In seinem Beitrag »Demut und Großgesinntheit. Apologie zweier schwieriger Tugenden« (335–356) plädiert Christoph Halbig für eine Rehabilitation jener beiden Tugenden, deren augenscheinliche Widersprüchlichkeit oft als Beispiel für die Kulturgebundenheit von Tugenden aufgeführt wird. Nicht nur handelt es sich bei Demut und Großgesinntheit um personale Eigenschaften, die sich als kohärente Charaktermerkmale beschreiben lassen und die als Tugenden gelten können, sie schließen einander überdies auch nicht aus, mehr noch, sie bedingen einander. Demut und Selbstachtung sind Aspekte einer einzigen Einstellung, nämlich jener, in der die moralische Person sich selbst als würdevoll erkennt, trotz ihres Scheiterns an vernünftigerweise zu erhebenden moralischen Maßstäben. Demut ohne Großgesinntheit macht den Menschen nieder und lähmt, Großgesinntheit ohne Demut führt dazu, dass Selbstzufriedenheit die Empfänglichkeit des Menschen für den moralischen Anspruch, dem er sich zu stellen hat, beschädigt (352 f.). Der Erwerb dieser notwendigerweise in Verbindung zu suchenden Tugenden ist komplex, denn sie können nicht intentione recta intendiert werden, d. h. nicht die Großgesinntheit oder Demut selbst, sondern allein die angemessene Reaktion auf den eigenen Wert kann als erstrebenswertes Ziel gelten, so Halbig mit Verweis auf v. Bredow.
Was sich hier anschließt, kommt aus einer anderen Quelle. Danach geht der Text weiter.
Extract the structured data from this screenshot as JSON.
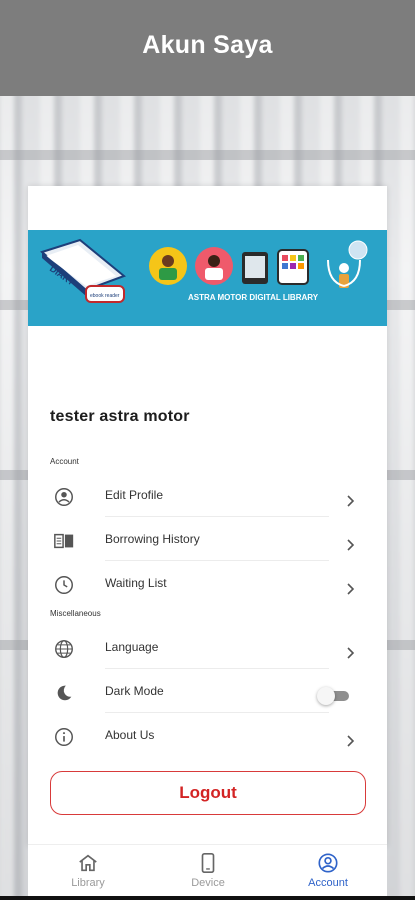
{
  "header": {
    "title": "Akun Saya"
  },
  "banner": {
    "logo_text": "DIARY",
    "logo_subtext": "ebook reader",
    "caption": "ASTRA MOTOR DIGITAL LIBRARY",
    "background": "#2aa3c8"
  },
  "profile": {
    "name": "tester astra motor"
  },
  "sections": {
    "account": "Account",
    "misc": "Miscellaneous"
  },
  "menu": {
    "edit_profile": "Edit Profile",
    "borrowing_history": "Borrowing History",
    "waiting_list": "Waiting List",
    "language": "Language",
    "dark_mode": "Dark Mode",
    "about_us": "About Us"
  },
  "dark_mode_enabled": false,
  "logout": {
    "label": "Logout",
    "color": "#d32424"
  },
  "nav": {
    "library": "Library",
    "device": "Device",
    "account": "Account",
    "active": "account",
    "active_color": "#2f63c9"
  }
}
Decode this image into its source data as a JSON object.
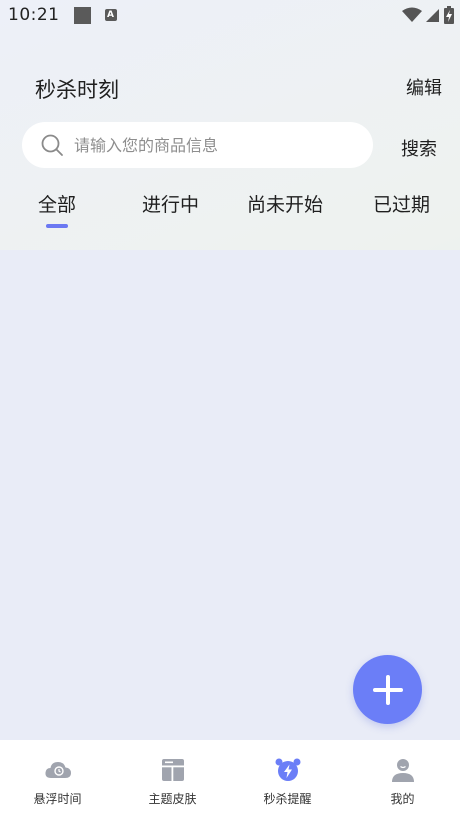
{
  "status_bar": {
    "time": "10:21",
    "notification_letter": "A"
  },
  "header": {
    "title": "秒杀时刻",
    "edit_label": "编辑"
  },
  "search": {
    "placeholder": "请输入您的商品信息",
    "value": "",
    "button_label": "搜索"
  },
  "tabs": [
    {
      "label": "全部",
      "active": true
    },
    {
      "label": "进行中",
      "active": false
    },
    {
      "label": "尚未开始",
      "active": false
    },
    {
      "label": "已过期",
      "active": false
    }
  ],
  "fab": {
    "icon": "plus-icon"
  },
  "bottom_nav": [
    {
      "label": "悬浮时间",
      "icon": "cloud-clock-icon",
      "active": false
    },
    {
      "label": "主题皮肤",
      "icon": "layout-icon",
      "active": false
    },
    {
      "label": "秒杀提醒",
      "icon": "alarm-clock-icon",
      "active": true
    },
    {
      "label": "我的",
      "icon": "user-icon",
      "active": false
    }
  ],
  "colors": {
    "accent": "#6b7ef7",
    "tab_indicator": "#6b78f2",
    "nav_icon": "#9fa3ad"
  }
}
Insgesamt stellt der Band einen wichtigen Impuls zur tugend-ethischen Grundlagenforschung dar. Bislang noch nicht hinreichend beachtete Potentiale der Tugendethik für die Theologie kommen im Rahmen des ertragreichen Bemühens, Liebe als Tu­gend (besser) zu verstehen, zur Geltung. Die Fokussierung auf überwiegend katholische Stimmen und Positionen ist mit Blick auf die Diskussionslage in der Forschung nachvollziehbar; dem Band ist zu wünschen, dass er auch über die Grenzen der katho-lischen Theologie hinaus Resonanz findet – Potentiale zu einer Weitung des mit dem Band angestoßenen Gesprächs gibt es ge­wiss.